1. De rechtbank heeft in de beroepszaken uitspraak gedaan zonder zitting. Artikel 8:54 van de Algemene wet bestuursrecht (Awb) biedt die mogelijkheid als het eindoordeel buiten redelijke twijfel staat. De rechtbank heeft de beroepen kennelijk niet-ontvankelijk geacht. De reden hiervoor is dat opposante niet binnen de gestelde termijn de gevraagde schriftelijke machtiging zou hebben ingediend.
2
.In deze verzetzaak beoordeelt de rechtbank uitsluitend of zij in de buiten-zittinguitspraak terecht heeft geoordeeld dat buiten redelijke twijfel is dat de beroepen niet-ontvankelijk zijn.
3. Opposante voert tegen de uitspraak van de rechtbank aan dat de schriftelijke machtiging van het beroep binnen de gestelde termijn is ingediend, namelijk per faxbericht van 8 april 2021. Bij brief van 16 augustus 2021 voert opposante verder aan dat zij op 7 april 2021 (binnen de gestelde termijn) de rechtbank om uitstel heeft verzocht om de machtiging toe te zenden
.
4. Uit nader onderzoek is het de rechtbank gebleken dat de door opposante genoemde brief van 7 april 2021 op die dag door de rechtbank is ontvangen, maar abusievelijk niet juist is verwerkt.
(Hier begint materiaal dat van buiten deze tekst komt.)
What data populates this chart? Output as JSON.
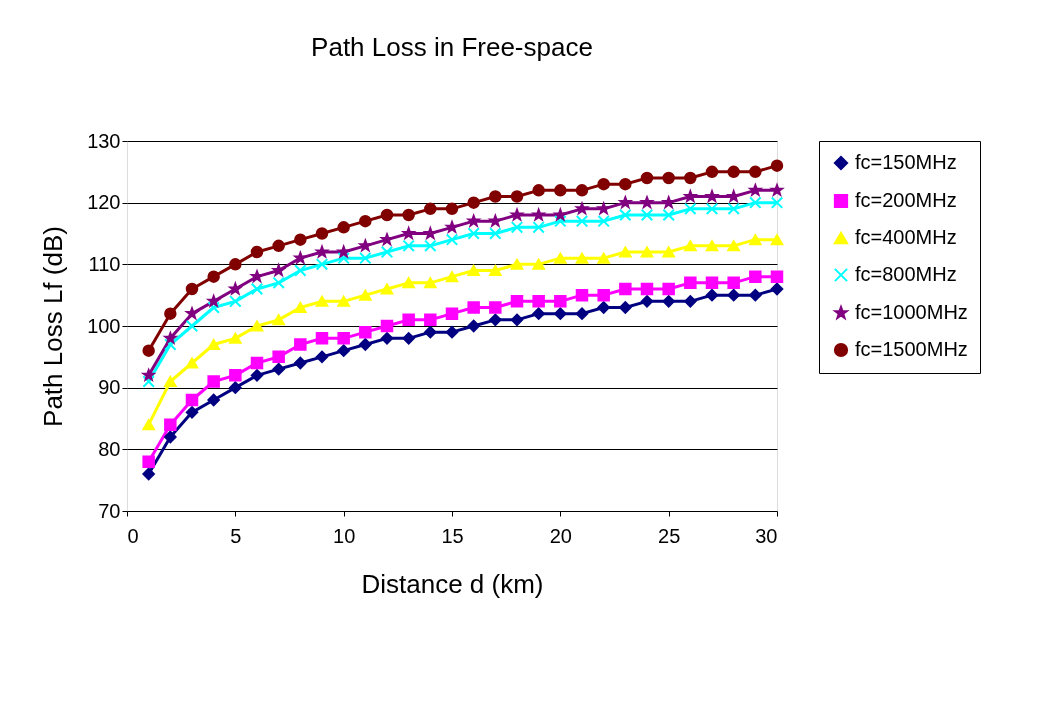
{
  "chart_data": {
    "type": "line",
    "title": "Path Loss in Free-space",
    "xlabel": "Distance d (km)",
    "ylabel": "Path Loss Lf (dB)",
    "x": [
      1,
      2,
      3,
      4,
      5,
      6,
      7,
      8,
      9,
      10,
      11,
      12,
      13,
      14,
      15,
      16,
      17,
      18,
      19,
      20,
      21,
      22,
      23,
      24,
      25,
      26,
      27,
      28,
      29,
      30
    ],
    "xlim": [
      0,
      30
    ],
    "xticks": [
      0,
      5,
      10,
      15,
      20,
      25,
      30
    ],
    "ylim": [
      70,
      130
    ],
    "yticks": [
      70,
      80,
      90,
      100,
      110,
      120,
      130
    ],
    "grid": "y",
    "legend": "right",
    "line_style": "solid",
    "series": [
      {
        "name": "fc=150MHz",
        "color": "#000080",
        "marker": "diamond",
        "values": [
          76,
          82,
          86,
          88,
          90,
          92,
          93,
          94,
          95,
          96,
          97,
          98,
          98,
          99,
          99,
          100,
          101,
          101,
          102,
          102,
          102,
          103,
          103,
          104,
          104,
          104,
          105,
          105,
          105,
          106
        ]
      },
      {
        "name": "fc=200MHz",
        "color": "#ff00ff",
        "marker": "square",
        "values": [
          78,
          84,
          88,
          91,
          92,
          94,
          95,
          97,
          98,
          98,
          99,
          100,
          101,
          101,
          102,
          103,
          103,
          104,
          104,
          104,
          105,
          105,
          106,
          106,
          106,
          107,
          107,
          107,
          108,
          108
        ]
      },
      {
        "name": "fc=400MHz",
        "color": "#ffff00",
        "marker": "triangle",
        "values": [
          84,
          91,
          94,
          97,
          98,
          100,
          101,
          103,
          104,
          104,
          105,
          106,
          107,
          107,
          108,
          109,
          109,
          110,
          110,
          111,
          111,
          111,
          112,
          112,
          112,
          113,
          113,
          113,
          114,
          114
        ]
      },
      {
        "name": "fc=800MHz",
        "color": "#00ffff",
        "marker": "cross",
        "values": [
          91,
          97,
          100,
          103,
          104,
          106,
          107,
          109,
          110,
          111,
          111,
          112,
          113,
          113,
          114,
          115,
          115,
          116,
          116,
          117,
          117,
          117,
          118,
          118,
          118,
          119,
          119,
          119,
          120,
          120
        ]
      },
      {
        "name": "fc=1000MHz",
        "color": "#800080",
        "marker": "star",
        "values": [
          92,
          98,
          102,
          104,
          106,
          108,
          109,
          111,
          112,
          112,
          113,
          114,
          115,
          115,
          116,
          117,
          117,
          118,
          118,
          118,
          119,
          119,
          120,
          120,
          120,
          121,
          121,
          121,
          122,
          122
        ]
      },
      {
        "name": "fc=1500MHz",
        "color": "#800000",
        "marker": "circle",
        "values": [
          96,
          102,
          106,
          108,
          110,
          112,
          113,
          114,
          115,
          116,
          117,
          118,
          118,
          119,
          119,
          120,
          121,
          121,
          122,
          122,
          122,
          123,
          123,
          124,
          124,
          124,
          125,
          125,
          125,
          126
        ]
      }
    ]
  }
}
De rechtbank is van oordeel dat het uitstelverzoek tijdig is gedaan. Gelet hierop hadden de beroepen niet vereenvoudigd afgedaan mogen worden. De uitspraak van 31 mei 2021, waarbij de beroepen kennelijk niet-ontvankelijk zijn verklaard, kan dan ook niet in stand blijven.
5. Gelet op het voorgaande dient het verzet gegrond te worden verklaard. Dat betekent dat de buiten-zittinguitspraak vervalt en de rechtbank het onderzoek hervat in de stand waarin dat zich bevond voordat die buiten-zittinguitspraak werd gedaan. De zaken worden hierna alsnog op een zitting behandeld. Ter voorlichting merkt de rechtbank op dat na het onderzoek ter zitting het eindoordeel kan zijn dat de beroepen niet-ontvankelijk zijn.
6 De rechtbank veroordeelt de heffingsambtenaar van de gemeente Velsen voor de in verzet gemaakte proceskosten. Deze kosten stelt de rechtbank op grond van het Besluit proceskosten bestuursrecht voor de door een derde beroepsmatig verleende rechtsbijstand vast op € 267 (0,5 punt voor het indienen van het verzetschrift, met een waarde per punt van € 534 en wegingsfactor 1).

Beslissing

De rechtbank:
  • verklaart het verzet gegrond;
  • veroordeelt de heffingsambtenaar van de gemeente Velsen in de kosten van het verzet van opposante tot een bedrag van € 267.
Deze uitspraak is gedaan door mr. S.K.A. Efstratiades, rechter, in aanwezigheid van
N. Joacim, griffier. De beslissing is in het openbaar uitgesproken op
griffier rechter
Afschrift verzonden aan partijen op:

Rechtsmiddel

Tegen deze uitspraak staat geen rechtsmiddel open.